Bekovich-Cherkassky was commissioned: 1) to survey the river-bed of the Oxus and to report on the possibility of its diversion to the Caspian; 2) to force the Khivan khan into subservience; 3) to erect a chain of fortifications along the Oxus; 4) to send envoys to India in order to establish direct trade with the Mughal Empire.

Khivan disaster[edit]

Bekovich-Cherkassky received these orders in Astrakhan, where he was engaged in the surveying work, preparing the first map of the Caspian Sea. He was promoted captain and commanded a preliminary expedition in Turkmenistan. He left some of the Cossacks on his way in order to set up the forts in Krasnovodsk and Alexandrovsk.

Back in Astrakhan by February 1717, Bekovich raised another army and started towards Khiva, together with some engineers and land surveyors.

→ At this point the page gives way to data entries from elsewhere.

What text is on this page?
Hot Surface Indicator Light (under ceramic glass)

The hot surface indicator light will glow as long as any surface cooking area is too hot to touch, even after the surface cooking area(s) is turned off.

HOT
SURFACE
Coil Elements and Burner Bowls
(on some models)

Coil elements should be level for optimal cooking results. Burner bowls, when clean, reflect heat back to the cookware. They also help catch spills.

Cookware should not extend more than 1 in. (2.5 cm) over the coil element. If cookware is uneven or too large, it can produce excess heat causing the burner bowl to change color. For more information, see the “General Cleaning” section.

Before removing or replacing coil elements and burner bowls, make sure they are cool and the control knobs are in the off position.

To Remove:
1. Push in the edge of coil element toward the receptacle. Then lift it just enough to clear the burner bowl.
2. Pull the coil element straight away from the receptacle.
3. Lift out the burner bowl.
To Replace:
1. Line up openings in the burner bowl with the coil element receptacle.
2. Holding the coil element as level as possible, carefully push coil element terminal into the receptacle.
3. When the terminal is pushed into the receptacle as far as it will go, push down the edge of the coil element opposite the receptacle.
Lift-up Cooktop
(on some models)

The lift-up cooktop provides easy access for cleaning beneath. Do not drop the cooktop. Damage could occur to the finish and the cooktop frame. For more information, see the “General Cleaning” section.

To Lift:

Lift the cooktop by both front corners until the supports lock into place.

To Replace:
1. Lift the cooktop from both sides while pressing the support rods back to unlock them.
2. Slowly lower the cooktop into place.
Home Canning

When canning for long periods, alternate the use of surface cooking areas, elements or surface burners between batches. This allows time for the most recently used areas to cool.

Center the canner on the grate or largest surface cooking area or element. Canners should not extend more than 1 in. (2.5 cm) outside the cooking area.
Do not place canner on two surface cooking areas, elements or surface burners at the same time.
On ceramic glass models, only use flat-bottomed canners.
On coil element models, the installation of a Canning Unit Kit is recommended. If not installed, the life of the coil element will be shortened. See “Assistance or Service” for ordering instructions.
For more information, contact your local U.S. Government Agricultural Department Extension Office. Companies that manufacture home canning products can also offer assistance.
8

It was many months later that several Tatars returned and brought the appalling news of the catastrophe that befell the Khivan expedition. The newly built forts in Turkmenistan were at once evacuated, and that at considerable loss from inclement weather and Turkmen tribesmen.

What exactly happened with Bekovich-Cherkassky remains a matter of some controversy. According to a few surviving members of his contingent, they advanced to within 120 km from Khiva, when the khan attacked them with a 24,000-strong army. After three days of bloody fighting, the Khivans were routed.

Seeing that the enemy was very numerous, Bekovich-Cherkassky understood that diplomacy had a better chance of success. The Russian officer, accompanied only by 500 of his men, rode into the enemy's camp to propose terms. The khan pretended to surrender to him, welcomed him warmly, persuading him to divide the Russian army to dwell in five separate towns in order to facilitate foraging. The Khivans then attacked the five towns one by one, slaughtering most Russians, selling the others as slaves, and executed all Russian officers including Prince Cherkassky.

Peter the Great did nothing to avenge the defeat since he was still occupied by the war with Sweden, and also by the hostility of the Ottoman Empire. It was more than a century later that the Russian Empire resumed its military expeditions into Central Asia. In 1873 Russians decided to engage in ethnic cleansing sending General Nikolai Golovachiov against a local Turkmen tribe that was believed were responsible in killing of Alexander Bekovich-Cherkassky.

References[edit]

  1. ^ Allworth, Edward (1994). Central Asia, 130 Years of Russian Dominance. Duke University Press. p. 9. ISBN 0-8223-1521-1.